Sloane Stephens enters Saturday’s French Open final against No. 1 Simona Halep with a 6-0 record in tournament title matches.
“I’m pretty calm on the court all the time, I’d say. I don’t get too up, too down,” Stephens said. “I think that it has helped me.”
Halep, meanwhile, is 0-3 with a Grand Slam trophy at stake.
“Hopefully,” Halep said, “tomorrow, I will be better than previous ones.”
Here’s something the women who meet for the championship at Roland Garros do have in common: They rarely seem to let a point end quickly. Halep, a 26-year-old Romanian, and the 10th-seeded Stephens, a 25-year-old American, are among the best there is right now at using instinct and speed to track down tough-to-reach shots and force opponents to hit another.
And that’s not to say they’re merely content to push balls back. Both have learned to pick the right spots to be aggressive and are quite capable of switching from retriever to attacker in a blink.
“They obviously both move really well. It’s going to be who can stay in the point the longest,” said Madison Keys, who lost to Stephens in the French Open semi-finals on Thursday and in the U.S. Open final last September.
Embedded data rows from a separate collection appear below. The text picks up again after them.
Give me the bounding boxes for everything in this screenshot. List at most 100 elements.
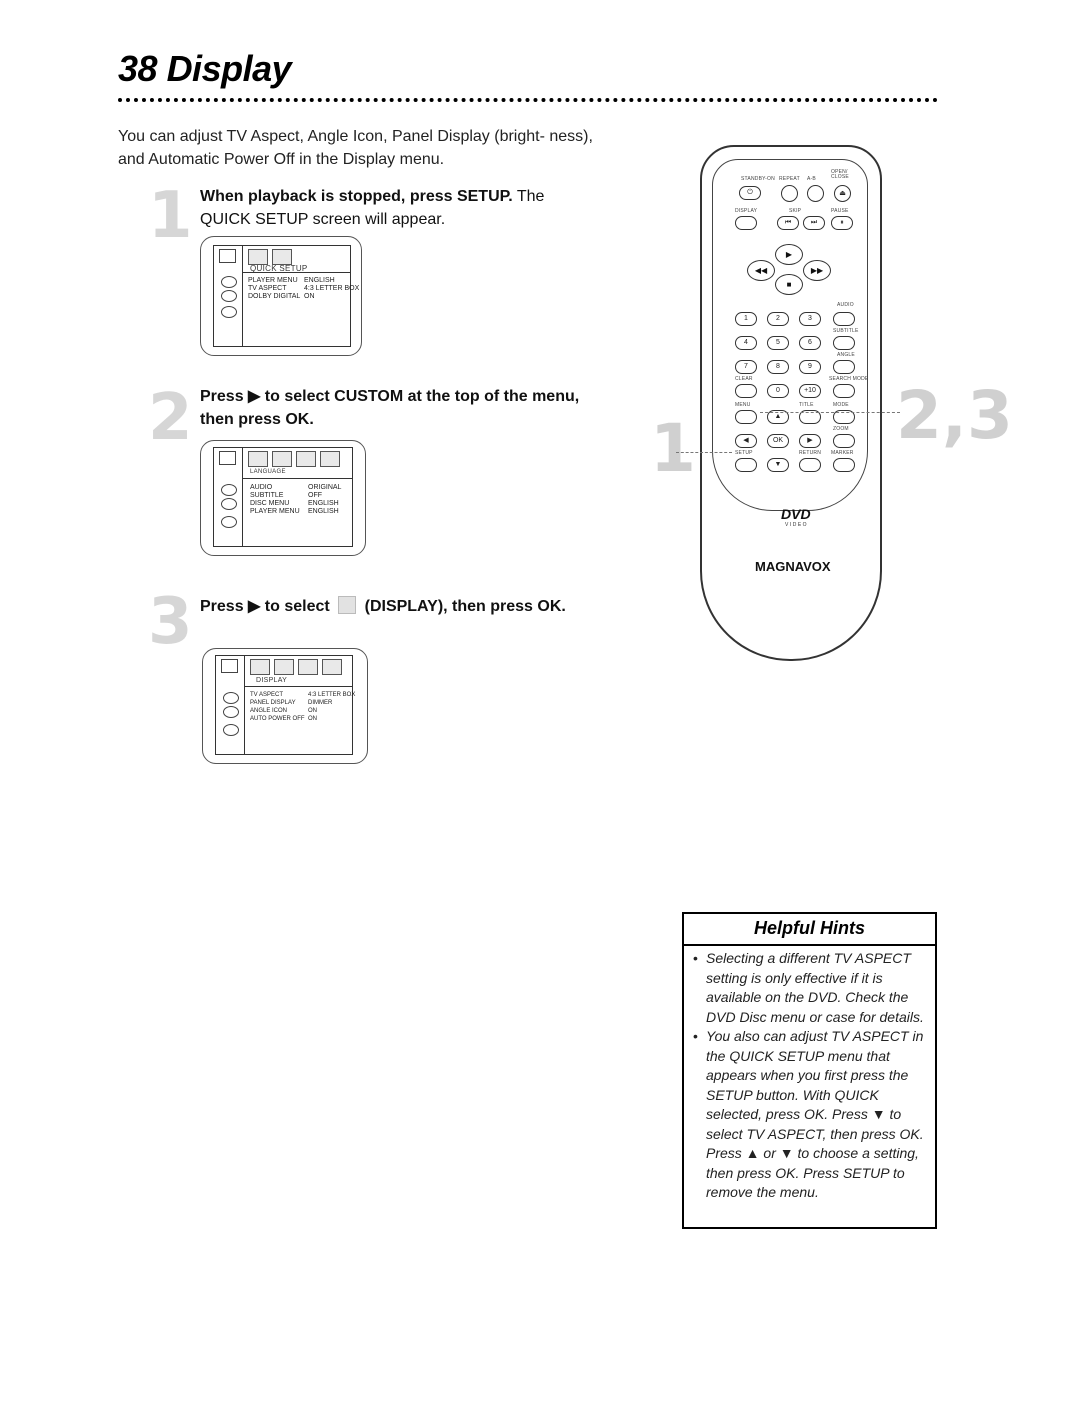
rewind-button: ◀◀ <box>747 260 775 281</box>
ok-icon <box>223 724 239 736</box>
tv-icon <box>219 451 236 465</box>
osd-icon-column <box>216 656 245 754</box>
step-1-text: When playback is stopped, press SETUP. T… <box>200 185 590 231</box>
search-mode-label: SEARCH MODE <box>829 376 869 382</box>
stop-button: ■ <box>775 274 803 295</box>
display-label: DISPLAY <box>735 208 758 214</box>
menu-label: MENU <box>735 402 751 408</box>
page-title-text: Display <box>166 48 292 89</box>
title-label: TITLE <box>799 402 814 408</box>
directional-icon <box>221 498 237 510</box>
osd-menu-label: LANGUAGE <box>250 469 286 475</box>
step-1-rest: The QUICK SETUP screen will appear. <box>200 188 545 228</box>
display-tab-icon <box>338 596 357 614</box>
callout-line-2-3 <box>760 412 900 413</box>
fast-forward-button: ▶▶ <box>803 260 831 281</box>
right-button: ▶ <box>799 434 821 448</box>
number-button-0: 0 <box>767 384 789 398</box>
callout-line-1 <box>676 452 732 453</box>
number-button-8: 8 <box>767 360 789 374</box>
skip-label: SKIP <box>789 208 802 214</box>
directional-icon <box>223 706 239 718</box>
repeat-label: REPEAT <box>779 176 800 182</box>
setup-label: SETUP <box>735 450 753 456</box>
menu-tab-icon <box>248 451 268 467</box>
number-button-4: 4 <box>735 336 757 350</box>
dvd-logo: DVD <box>781 506 811 522</box>
hints-list: Selecting a different TV ASPECT setting … <box>692 949 930 1203</box>
clear-label: CLEAR <box>735 376 753 382</box>
menu-button <box>735 410 757 424</box>
title-button <box>799 410 821 424</box>
return-button <box>799 458 821 472</box>
menu-tab-icon <box>248 249 268 265</box>
audio-label: AUDIO <box>837 302 854 308</box>
angle-label: ANGLE <box>837 352 855 358</box>
hint-item: You also can adjust TV ASPECT in the QUI… <box>692 1027 930 1203</box>
brand-logo: MAGNAVOX <box>755 559 831 574</box>
tv-icon <box>221 659 238 673</box>
tv-icon <box>219 249 236 263</box>
eject-button: ⏏ <box>834 185 851 202</box>
step-3-bold-a: Press ▶ to select <box>200 598 330 615</box>
ab-label: A-B <box>807 176 816 182</box>
osd-icon-column <box>214 246 243 346</box>
subtitle-label: SUBTITLE <box>833 328 859 334</box>
play-button: ▶ <box>775 244 803 265</box>
audio-button <box>833 312 855 326</box>
open-close-label: OPEN/ CLOSE <box>831 169 849 180</box>
menu-tab-icon <box>296 451 316 467</box>
plus-ten-button: +10 <box>799 384 821 398</box>
page-title: 38 Display <box>118 48 292 90</box>
step-3-bold-b: (DISPLAY), then press OK. <box>364 598 566 615</box>
clear-button <box>735 384 757 398</box>
dvd-video-label: VIDEO <box>785 522 809 528</box>
number-button-1: 1 <box>735 312 757 326</box>
step-3-number: 3 <box>148 585 193 659</box>
skip-forward-button: ⏭ <box>803 216 825 230</box>
menu-tab-icon <box>320 451 340 467</box>
page-number: 38 <box>118 48 158 89</box>
helpful-hints-box: Helpful Hints Selecting a different TV A… <box>682 912 937 1229</box>
step-3-text: Press ▶ to select (DISPLAY), then press … <box>200 595 590 618</box>
mode-label: MODE <box>833 402 849 408</box>
search-mode-button <box>833 384 855 398</box>
ab-button <box>807 185 824 202</box>
osd-icon-column <box>214 448 243 546</box>
pause-button: ⏸ <box>831 216 853 230</box>
menu-tab-icon <box>298 659 318 675</box>
down-button: ▼ <box>767 458 789 472</box>
number-button-2: 2 <box>767 312 789 326</box>
step-2-bold: Press ▶ to select CUSTOM at the top of t… <box>200 388 580 428</box>
number-button-5: 5 <box>767 336 789 350</box>
osd-menu-label: DISPLAY <box>256 677 288 684</box>
marker-label: MARKER <box>831 450 854 456</box>
ok-icon <box>221 306 237 318</box>
ok-icon <box>221 516 237 528</box>
directional-icon <box>221 484 237 496</box>
menu-tab-icon <box>272 451 292 467</box>
title-divider <box>118 98 938 102</box>
hint-item: Selecting a different TV ASPECT setting … <box>692 949 930 1027</box>
angle-button <box>833 360 855 374</box>
directional-icon <box>221 276 237 288</box>
standby-label: STANDBY-ON <box>741 176 775 182</box>
hints-divider <box>684 944 935 946</box>
directional-icon <box>223 692 239 704</box>
step-2-text: Press ▶ to select CUSTOM at the top of t… <box>200 385 590 431</box>
step-2-number: 2 <box>148 381 193 455</box>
“Both of them are similar in the sense that if you can get them off of the baseline, then you can open up the court,” Keys said. “I think if you try to go angles with them, you’re going to be the one that’s running – and not like it.”
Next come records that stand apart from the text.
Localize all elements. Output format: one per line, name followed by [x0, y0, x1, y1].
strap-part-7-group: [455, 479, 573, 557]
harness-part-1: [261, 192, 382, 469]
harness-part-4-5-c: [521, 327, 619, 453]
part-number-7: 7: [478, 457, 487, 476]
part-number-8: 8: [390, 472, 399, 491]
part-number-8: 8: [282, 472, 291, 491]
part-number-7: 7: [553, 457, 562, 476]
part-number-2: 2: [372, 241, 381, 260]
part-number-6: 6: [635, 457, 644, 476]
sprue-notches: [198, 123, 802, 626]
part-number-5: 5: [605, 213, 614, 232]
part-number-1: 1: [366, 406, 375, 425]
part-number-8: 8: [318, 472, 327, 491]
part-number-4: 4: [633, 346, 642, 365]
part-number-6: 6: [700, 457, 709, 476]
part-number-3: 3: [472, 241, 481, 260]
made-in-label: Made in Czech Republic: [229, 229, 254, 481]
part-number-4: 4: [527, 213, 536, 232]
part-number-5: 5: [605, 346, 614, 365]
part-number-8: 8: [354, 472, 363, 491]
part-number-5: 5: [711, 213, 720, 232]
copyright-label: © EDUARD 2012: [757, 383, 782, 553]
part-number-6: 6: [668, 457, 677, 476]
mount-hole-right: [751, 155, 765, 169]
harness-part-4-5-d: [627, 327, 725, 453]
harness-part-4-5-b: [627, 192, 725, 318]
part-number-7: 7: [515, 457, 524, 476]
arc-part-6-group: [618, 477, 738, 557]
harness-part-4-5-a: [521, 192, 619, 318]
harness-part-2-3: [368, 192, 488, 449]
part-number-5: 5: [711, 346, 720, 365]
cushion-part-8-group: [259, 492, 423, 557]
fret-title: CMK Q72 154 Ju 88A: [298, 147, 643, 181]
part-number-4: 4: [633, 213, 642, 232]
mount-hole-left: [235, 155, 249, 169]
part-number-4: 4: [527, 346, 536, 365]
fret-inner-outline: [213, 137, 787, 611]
That matchup could make for long, riveting exchanges. Neither finalist ever seems willing to concede she’s out of a point.
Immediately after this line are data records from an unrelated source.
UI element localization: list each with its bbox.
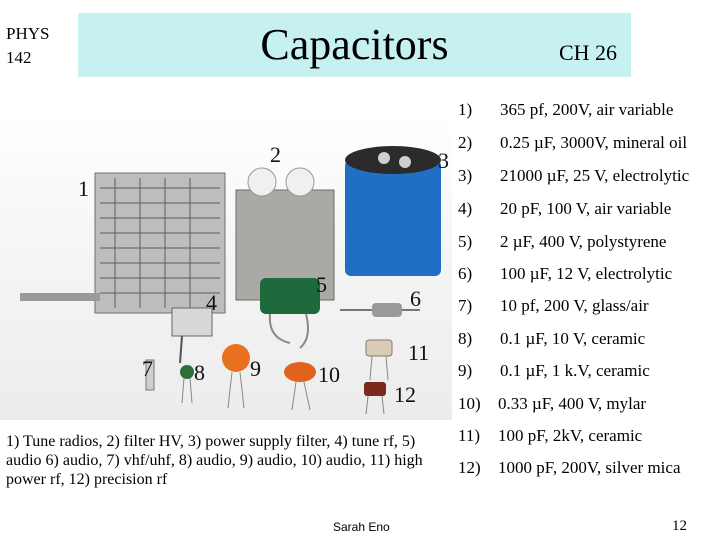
photo-label-10: 10: [318, 362, 340, 387]
silver-mica-capacitor: [364, 382, 386, 415]
glass-air-capacitor: [145, 359, 155, 391]
air-variable-capacitor-large: [20, 172, 226, 314]
photo-label-11: 11: [408, 340, 430, 365]
photo-label-1: 1: [78, 176, 89, 201]
usage-caption: 1) Tune radios, 2) filter HV, 3) power s…: [6, 433, 423, 488]
photo-label-8: 8: [194, 360, 205, 385]
course-code-line1: PHYS: [6, 24, 50, 43]
ceramic-capacitor-high-voltage: [365, 339, 393, 381]
author-footer: Sarah Eno: [333, 520, 390, 534]
photo-label-12: 12: [394, 382, 416, 407]
air-variable-capacitor-small: [171, 307, 213, 364]
course-code-line2: 142: [6, 48, 32, 67]
photo-label-9: 9: [250, 356, 261, 381]
capacitor-photo: 1 2 3 4 5 6 7 8 9 10 11 12: [0, 118, 452, 420]
small-electrolytic-capacitor: [340, 303, 420, 317]
photo-label-4: 4: [206, 290, 217, 315]
photo-label-7: 7: [142, 356, 153, 381]
polystyrene-capacitor: [260, 278, 320, 349]
title-bar: Capacitors CH 26: [78, 13, 631, 77]
slide-title: Capacitors: [260, 20, 449, 69]
photo-label-6: 6: [410, 286, 421, 311]
ceramic-capacitor-orange-disc: [222, 344, 250, 409]
chapter-label: CH 26: [558, 40, 617, 65]
capacitor-photo-illustration: [20, 146, 441, 415]
blue-electrolytic-capacitor: [345, 146, 441, 276]
mylar-capacitor: [284, 362, 316, 411]
page-number: 12: [672, 518, 687, 534]
photo-label-5: 5: [316, 272, 327, 297]
ceramic-capacitor-green: [180, 365, 194, 404]
photo-label-2: 2: [270, 142, 281, 167]
photo-label-3: 3: [438, 148, 449, 173]
course-code: PHYS 142: [6, 22, 49, 70]
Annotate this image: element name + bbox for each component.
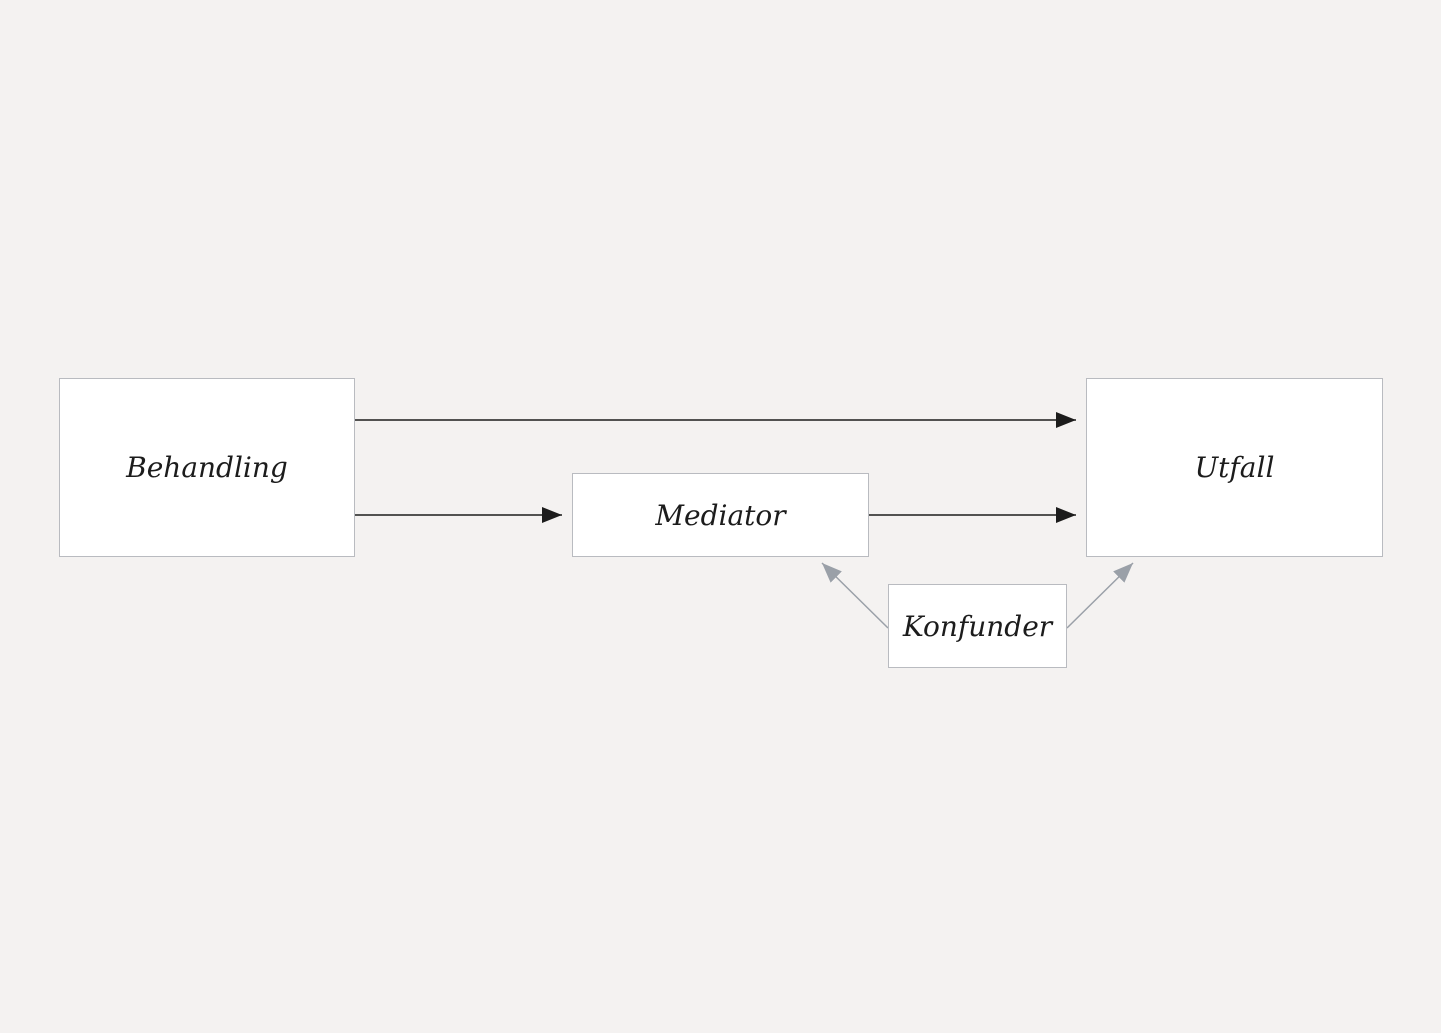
edge-konfunder-to-utfall (1066, 562, 1134, 629)
node-utfall: Utfall (1086, 378, 1383, 557)
node-mediator: Mediator (572, 473, 869, 557)
node-behandling: Behandling (59, 378, 355, 557)
node-konfunder: Konfunder (888, 584, 1067, 668)
node-label-utfall: Utfall (1194, 451, 1275, 484)
node-label-konfunder: Konfunder (902, 609, 1053, 643)
node-label-behandling: Behandling (126, 451, 288, 484)
edge-konfunder-to-mediator (821, 562, 889, 629)
node-label-mediator: Mediator (655, 498, 786, 532)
Halep, 16-14 overall in tour finals, has lost twice at that stage at the French Open, to Maria Sharapova in 2014, then to Jelena Ostapenko after leading by a set and 3-0 in the second a year ago. Her third defeat with a major title on the line came against Caroline Wozniacki at the Australian Open in January.
She is 5-2 against Stephens, including winning their past four matches.